Это был один из лучших учеников - угрюмый и болезненно добросовестный человек, неряшливо одетый, очень усердный и скучный.
- Тоже, - не колеблясь сказал Павлов.
- Как? Но он добродетелен, трудолюбив и каждый день молится Богу.
- Он, главное, трус, а все остальное, что вы сказали, - неважно. Но он вор - и мелкий вор при этом.
- А Сережа?
Сережа был наш товарищ, лентяй, мечтатель и дилетант - но очень способный; он любил часами лежать на траве, думая о несбыточных вещах, мечтая о Париже - мы жили тогда в Турции, - о море и еще Бог знает о чем; и все настоящее, что окружало его, было ему чуждо и безразлично. Однажды, накануне одного из важных экзаменов, я проснулся ночью и увидел, что Сережа не спит и курит.
- Ты что, - спросил я, - волнуешься?
- Да, немного, - сказал он неуверенно. - Это пустяки. - Нет, не совсем. - Ты боишься провалиться? - Да ты о чем? - сказал он с удивлением. - Об экзамене, конечно. - Ах нет, это неинтересно. Я совсем о другом думаю. - О чем же именно? - Я думаю: паровая яхта стоит очень дорого, а парусную не стоит делать. А на паровую у меня не будет денег, - сказал он с убеждением; а ему не на что было купить папирос. Он курил - и бросил окурок; было темно, и мне показалось, что окурок упал на одеяло. - Сережа, - сказал я через минуту, - у меня такое впечатление, что твой окурок упал на одеяло. - Ну что же? - ответил он, - дай ему разгореться, тогда будет видно. Но чаще они потухают: табак сырой. - И он заснул и, наверное, видел во сне яхту.
- А Сережа? - повторил я.
И лицо Павлова в первый раз приняло непривычное для него, мягкое выражение, и он улыбнулся совсем иначе, чем всегда, - удивительной и открытой улыбкой.
- Нет, Сережа никогда не украдет, - сказал он. - Никогда.

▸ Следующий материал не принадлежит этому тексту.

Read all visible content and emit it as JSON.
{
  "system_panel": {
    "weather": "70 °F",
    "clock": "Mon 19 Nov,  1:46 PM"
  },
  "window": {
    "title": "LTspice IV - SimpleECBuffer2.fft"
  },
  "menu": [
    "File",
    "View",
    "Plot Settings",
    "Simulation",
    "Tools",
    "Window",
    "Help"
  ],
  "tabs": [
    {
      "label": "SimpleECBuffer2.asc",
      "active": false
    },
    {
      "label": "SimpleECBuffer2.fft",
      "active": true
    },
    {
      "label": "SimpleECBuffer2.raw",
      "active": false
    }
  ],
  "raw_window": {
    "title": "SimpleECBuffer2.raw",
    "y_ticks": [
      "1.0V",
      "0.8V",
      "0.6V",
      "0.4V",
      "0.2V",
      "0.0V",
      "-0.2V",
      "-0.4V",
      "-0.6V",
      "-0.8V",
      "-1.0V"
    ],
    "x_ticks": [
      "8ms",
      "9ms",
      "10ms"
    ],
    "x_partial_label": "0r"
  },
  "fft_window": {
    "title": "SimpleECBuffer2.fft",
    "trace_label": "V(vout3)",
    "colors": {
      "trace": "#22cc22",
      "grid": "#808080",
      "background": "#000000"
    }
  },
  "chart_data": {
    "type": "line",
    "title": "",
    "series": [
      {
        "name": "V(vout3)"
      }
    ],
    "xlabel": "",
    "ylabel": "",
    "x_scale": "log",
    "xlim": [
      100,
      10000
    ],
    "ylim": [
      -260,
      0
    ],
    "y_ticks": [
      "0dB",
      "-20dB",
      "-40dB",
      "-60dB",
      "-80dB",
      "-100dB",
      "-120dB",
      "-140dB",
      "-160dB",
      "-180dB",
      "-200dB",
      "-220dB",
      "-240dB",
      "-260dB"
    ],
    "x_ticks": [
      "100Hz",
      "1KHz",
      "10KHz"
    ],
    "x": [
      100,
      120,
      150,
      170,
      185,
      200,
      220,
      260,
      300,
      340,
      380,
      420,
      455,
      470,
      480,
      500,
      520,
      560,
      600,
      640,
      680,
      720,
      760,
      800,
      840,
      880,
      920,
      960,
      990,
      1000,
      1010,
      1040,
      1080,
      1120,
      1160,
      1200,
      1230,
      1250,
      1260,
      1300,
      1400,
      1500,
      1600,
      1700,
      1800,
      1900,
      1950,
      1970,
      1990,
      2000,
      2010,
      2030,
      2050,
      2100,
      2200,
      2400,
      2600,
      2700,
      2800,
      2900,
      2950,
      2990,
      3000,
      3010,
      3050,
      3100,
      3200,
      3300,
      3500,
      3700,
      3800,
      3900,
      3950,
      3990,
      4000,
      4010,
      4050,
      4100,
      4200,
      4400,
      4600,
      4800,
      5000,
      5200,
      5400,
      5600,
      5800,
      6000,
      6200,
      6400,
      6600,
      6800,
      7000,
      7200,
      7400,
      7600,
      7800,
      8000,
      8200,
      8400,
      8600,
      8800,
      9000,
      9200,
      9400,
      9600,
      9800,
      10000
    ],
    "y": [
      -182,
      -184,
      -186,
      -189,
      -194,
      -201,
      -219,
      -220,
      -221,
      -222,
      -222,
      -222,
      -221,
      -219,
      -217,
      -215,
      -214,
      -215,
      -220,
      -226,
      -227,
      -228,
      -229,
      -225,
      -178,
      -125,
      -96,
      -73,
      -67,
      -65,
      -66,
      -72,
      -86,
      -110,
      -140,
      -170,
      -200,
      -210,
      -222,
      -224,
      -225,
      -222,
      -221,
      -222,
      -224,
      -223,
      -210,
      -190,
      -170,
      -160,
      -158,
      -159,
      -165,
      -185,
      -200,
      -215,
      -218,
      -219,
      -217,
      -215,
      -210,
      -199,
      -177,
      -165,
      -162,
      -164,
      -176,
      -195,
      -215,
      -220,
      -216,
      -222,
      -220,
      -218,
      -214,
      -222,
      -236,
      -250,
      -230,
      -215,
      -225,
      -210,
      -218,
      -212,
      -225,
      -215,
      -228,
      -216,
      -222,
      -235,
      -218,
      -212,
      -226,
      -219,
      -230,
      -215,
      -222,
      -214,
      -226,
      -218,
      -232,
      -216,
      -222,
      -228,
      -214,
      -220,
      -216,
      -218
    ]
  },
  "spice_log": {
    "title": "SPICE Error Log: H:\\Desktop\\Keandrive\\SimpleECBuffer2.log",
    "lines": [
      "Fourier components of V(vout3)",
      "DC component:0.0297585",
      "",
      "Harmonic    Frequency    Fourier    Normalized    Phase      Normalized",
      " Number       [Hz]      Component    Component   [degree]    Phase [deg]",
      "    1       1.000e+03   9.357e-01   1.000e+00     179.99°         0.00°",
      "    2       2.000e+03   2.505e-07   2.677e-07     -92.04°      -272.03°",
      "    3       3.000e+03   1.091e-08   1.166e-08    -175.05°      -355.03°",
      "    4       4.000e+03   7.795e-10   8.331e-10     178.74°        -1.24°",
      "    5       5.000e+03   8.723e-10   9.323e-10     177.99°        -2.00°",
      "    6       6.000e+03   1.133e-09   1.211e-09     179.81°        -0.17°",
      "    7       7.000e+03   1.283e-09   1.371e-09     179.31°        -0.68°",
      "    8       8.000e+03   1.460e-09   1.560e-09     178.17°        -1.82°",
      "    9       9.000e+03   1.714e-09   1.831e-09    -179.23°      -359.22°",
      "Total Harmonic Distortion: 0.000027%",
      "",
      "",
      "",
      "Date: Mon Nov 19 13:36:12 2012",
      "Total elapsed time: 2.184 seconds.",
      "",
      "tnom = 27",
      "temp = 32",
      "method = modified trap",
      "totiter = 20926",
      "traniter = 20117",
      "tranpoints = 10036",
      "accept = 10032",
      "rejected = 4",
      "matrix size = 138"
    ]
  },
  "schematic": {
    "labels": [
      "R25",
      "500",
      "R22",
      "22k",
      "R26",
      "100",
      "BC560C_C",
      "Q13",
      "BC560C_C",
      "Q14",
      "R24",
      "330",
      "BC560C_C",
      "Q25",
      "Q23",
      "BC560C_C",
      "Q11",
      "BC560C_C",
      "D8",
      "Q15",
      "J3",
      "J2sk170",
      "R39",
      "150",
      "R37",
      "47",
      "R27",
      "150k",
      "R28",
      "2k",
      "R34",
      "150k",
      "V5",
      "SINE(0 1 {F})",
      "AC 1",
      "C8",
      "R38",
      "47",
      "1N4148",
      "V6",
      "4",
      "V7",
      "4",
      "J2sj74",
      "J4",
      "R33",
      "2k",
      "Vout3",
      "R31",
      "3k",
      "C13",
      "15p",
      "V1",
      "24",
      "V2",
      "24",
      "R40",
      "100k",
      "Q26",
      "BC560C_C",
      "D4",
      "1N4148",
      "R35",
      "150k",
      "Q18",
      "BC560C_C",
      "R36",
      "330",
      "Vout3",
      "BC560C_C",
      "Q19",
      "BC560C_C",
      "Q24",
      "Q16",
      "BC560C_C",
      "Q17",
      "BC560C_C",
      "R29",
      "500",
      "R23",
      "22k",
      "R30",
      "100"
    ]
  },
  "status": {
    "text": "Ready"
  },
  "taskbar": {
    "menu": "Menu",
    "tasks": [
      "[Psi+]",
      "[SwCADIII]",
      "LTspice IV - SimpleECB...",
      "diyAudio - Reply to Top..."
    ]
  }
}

Я был одним из немногих его собеседников; меня влекло к нему постоянное любопытство; и, разговаривая с ним, я забывал о необходимости - которую обычно не переставал чувствовать - каким-нибудь особенным образом проявить себя - сказать что-либо, что я находил удачным, или высказать какое-нибудь мнение, не похожее на другие; я забывал об этой отвратительной своей привычке, и меня интересовало только то, что говорил Павлов. Это был, пожалуй, первый случай в моей жизни, в которой мой интерес к человеку не диктовался корыстными побуждениями - то есть желанием как-то определить себя в еще одной комбинации условий. Я не мог бы сказать, что любил Павлова, он был мне слишком чужд - да и он никого не любил и меня так же, как остальных. Мы оба знали это очень хорошо. Я знал, кроме того, что у Павлова не было бы сожаления ко мне, если бы мне пришлось плохо; и убедись я, что возможность такого сожаления существует, я тотчас же отказался бы от нее.